I'm familiar with Java and trying to teach myself C/C++. I'm stealing some curriculum from a class that is hosting their materials here. I unfortunately can't ask the teacher since I'm not in the class. My concern is with the section under "dynamically declared arrays":
If you
want to be able to alter the size of
your array at run time, then declare
dynamic arrays. These are done with
pointers and the new operator. For the
basics on pointers, read the pointers
section.
Allocate memory using new, and then
you access the array in the same way
you would a static array. For example,
int* arrayPtr = new int[10]; for
(int i = 0; i < 10; i++) {
arrayPtr[i] = i; }
The memory picture is identical to the
static array, but you can change the
size if you need to. Don't forget you
must deallocate the memory before
allocating new memory (or you will
have a memory leak).
delete [] arrayPtr; // the []
is needed when deleting array pointers
arrayPtr = new int[50]; . . .
When you're completely done with the
array, you must delete its memory:
delete [] arrayPtr;
Dynamic multi-dimensional arrays are
done in a similar manner to Java. You
will have pointers to pointers. For an
example, see a
My understanding is that an array in C is simply a reference to the memory address of the first element in the array.
So, what is the difference between int *pointerArray = new int[10]; and int array[10]; if any?

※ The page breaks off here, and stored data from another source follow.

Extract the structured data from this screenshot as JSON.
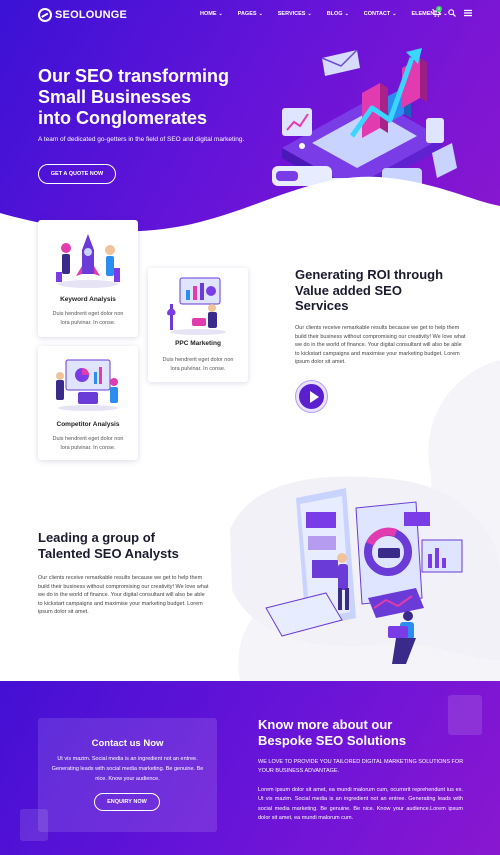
{
  "brand": {
    "name": "SEOLOUNGE"
  },
  "nav": {
    "items": [
      {
        "label": "HOME"
      },
      {
        "label": "PAGES"
      },
      {
        "label": "SERVICES"
      },
      {
        "label": "BLOG"
      },
      {
        "label": "CONTACT"
      },
      {
        "label": "ELEMENTS"
      }
    ],
    "cart_count": "0",
    "icons": [
      "cart-icon",
      "search-icon",
      "menu-icon"
    ]
  },
  "hero": {
    "title_line1": "Our SEO transforming",
    "title_line2": "Small Businesses",
    "title_line3": "into Conglomerates",
    "subtitle": "A team of dedicated go-getters in the field of SEO and digital marketing.",
    "button": "GET A QUOTE NOW"
  },
  "services": [
    {
      "title": "Keyword Analysis",
      "text": "Duis hendrerit eget dolor non lora pulvinar. In conse."
    },
    {
      "title": "PPC Marketing",
      "text": "Duis hendrerit eget dolor non lora pulvinar. In conse."
    },
    {
      "title": "Competitor Analysis",
      "text": "Duis hendrerit eget dolor non lora pulvinar. In conse."
    }
  ],
  "roi": {
    "title_line1": "Generating ROI through",
    "title_line2": "Value added SEO",
    "title_line3": "Services",
    "text": "Our clients receive remarkable results because we get to help them build their business without compromising our creativity! We love what we do in the world of finance. Your digital consultant will also be able to kickstart campaigns and maximise your marketing budget. Lorem ipsum dolor sit amet."
  },
  "team": {
    "title_line1": "Leading a group of",
    "title_line2": "Talented SEO Analysts",
    "text": "Our clients receive remarkable results because we get to help them build their business without compromising our creativity! We love what we do in the world of finance. Your digital consultant will also be able to kickstart campaigns and maximise your marketing budget. Lorem ipsum dolor sit amet."
  },
  "contact": {
    "title": "Contact us Now",
    "text": "Ut vis mazim. Social media is an ingredient not an entree. Generating leads with social media marketing. Be genuine. Be nice. Know your audience.",
    "button": "ENQUIRY NOW"
  },
  "bespoke": {
    "title_line1": "Know more about our",
    "title_line2": "Bespoke SEO Solutions",
    "subtitle": "WE LOVE TO PROVIDE YOU TAILORED DIGITAL MARKETING SOLUTIONS FOR YOUR BUSINESS ADVANTAGE.",
    "text": "Lorem ipsum dolor sit amet, ea mundi malorum cum, ocurrerit reprehendunt ius ex. Ut vis mazim. Social media is an ingredient not an entree. Generating leads with social media marketing. Be genuine. Be nice. Know your audience.Lorem ipsum dolor sit amet, ea mundi malorum cum."
  },
  "colors": {
    "primary": "#5a1fcf",
    "accent_pink": "#e23bb0",
    "dark": "#1b1b2f"
  }
}
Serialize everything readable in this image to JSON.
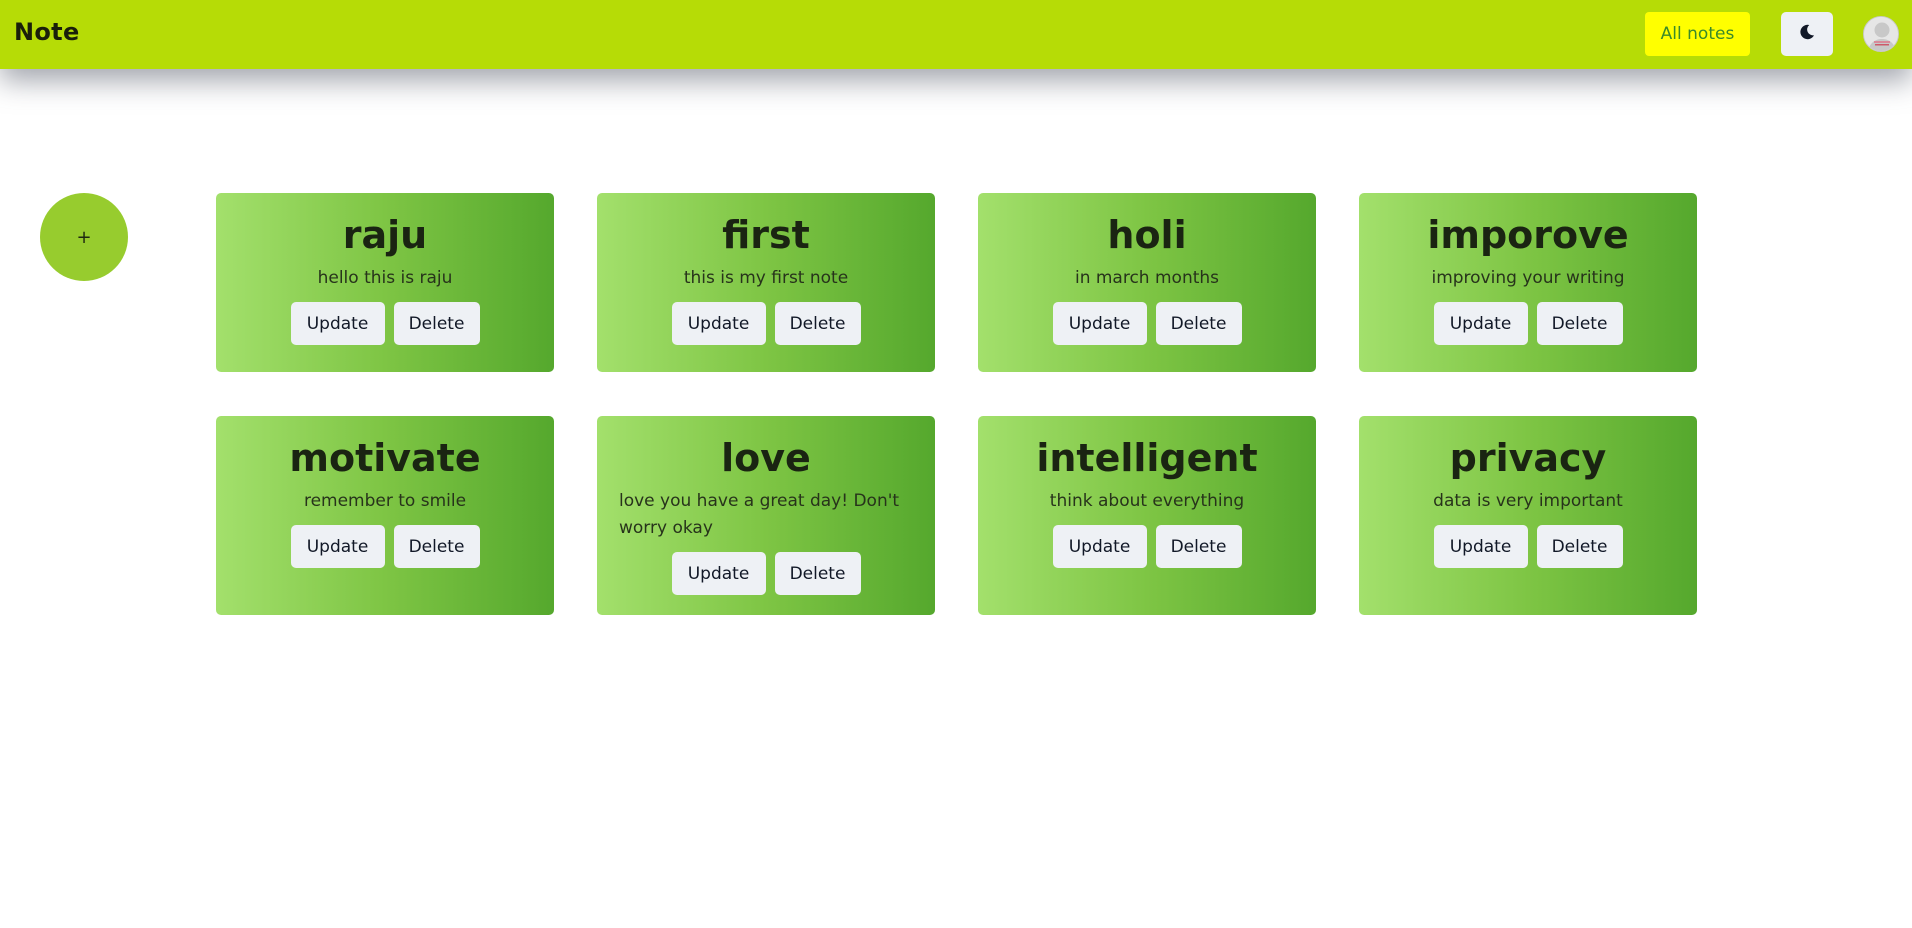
{
  "header": {
    "brand": "Note",
    "all_notes_label": "All notes",
    "theme_icon": "moon-icon",
    "avatar_icon": "user-avatar"
  },
  "add_button": {
    "label": "+"
  },
  "notes": [
    {
      "title": "raju",
      "text": "hello this is raju",
      "update_label": "Update",
      "delete_label": "Delete"
    },
    {
      "title": "first",
      "text": "this is my first note",
      "update_label": "Update",
      "delete_label": "Delete"
    },
    {
      "title": "holi",
      "text": "in march months",
      "update_label": "Update",
      "delete_label": "Delete"
    },
    {
      "title": "imporove",
      "text": "improving your writing",
      "update_label": "Update",
      "delete_label": "Delete"
    },
    {
      "title": "motivate",
      "text": "remember to smile",
      "update_label": "Update",
      "delete_label": "Delete"
    },
    {
      "title": "love",
      "text": "love you have a great day! Don't worry okay",
      "update_label": "Update",
      "delete_label": "Delete"
    },
    {
      "title": "intelligent",
      "text": "think about everything",
      "update_label": "Update",
      "delete_label": "Delete"
    },
    {
      "title": "privacy",
      "text": "data is very important",
      "update_label": "Update",
      "delete_label": "Delete"
    }
  ],
  "colors": {
    "navbar": "#b6dc06",
    "all_notes_bg": "#ffff00",
    "add_button": "#97cc2e",
    "card_gradient_start": "#a3e06c",
    "card_gradient_end": "#55a82d",
    "button_bg": "#eef1f5"
  }
}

I've done some tests that seem to indicate that they do the exact same thing. Is the website wrong or did I read that wrong?
#include <cstdlib>
#include <iostream>
using namespace std;
int main(int argc, char** argv) {
// Initialize the pointer array
int *pointerArray = new int[10];
for (int i = 0; i < 10; i++){
pointerArray[i] = i;
}
// Initialize the regular array
int array[10];
for (int i = 0; i < 10; i++){
array[i]= i;
}
cout << *(pointerArray + 5) << endl;
cout << *(array + 5) << endl;
cout << pointerArray[5] << endl;
cout << array[5] << endl;
cout << pointerArray << endl;
cout << array << endl;
return 0;
}
Output:
5
5
5
5
0x8f94030
0xbfa6a37c
I've tried to "dynamically re-size" my pointer array as described on the site, but my new (bigger) pointer array ends up filled with 0's which is not very useful.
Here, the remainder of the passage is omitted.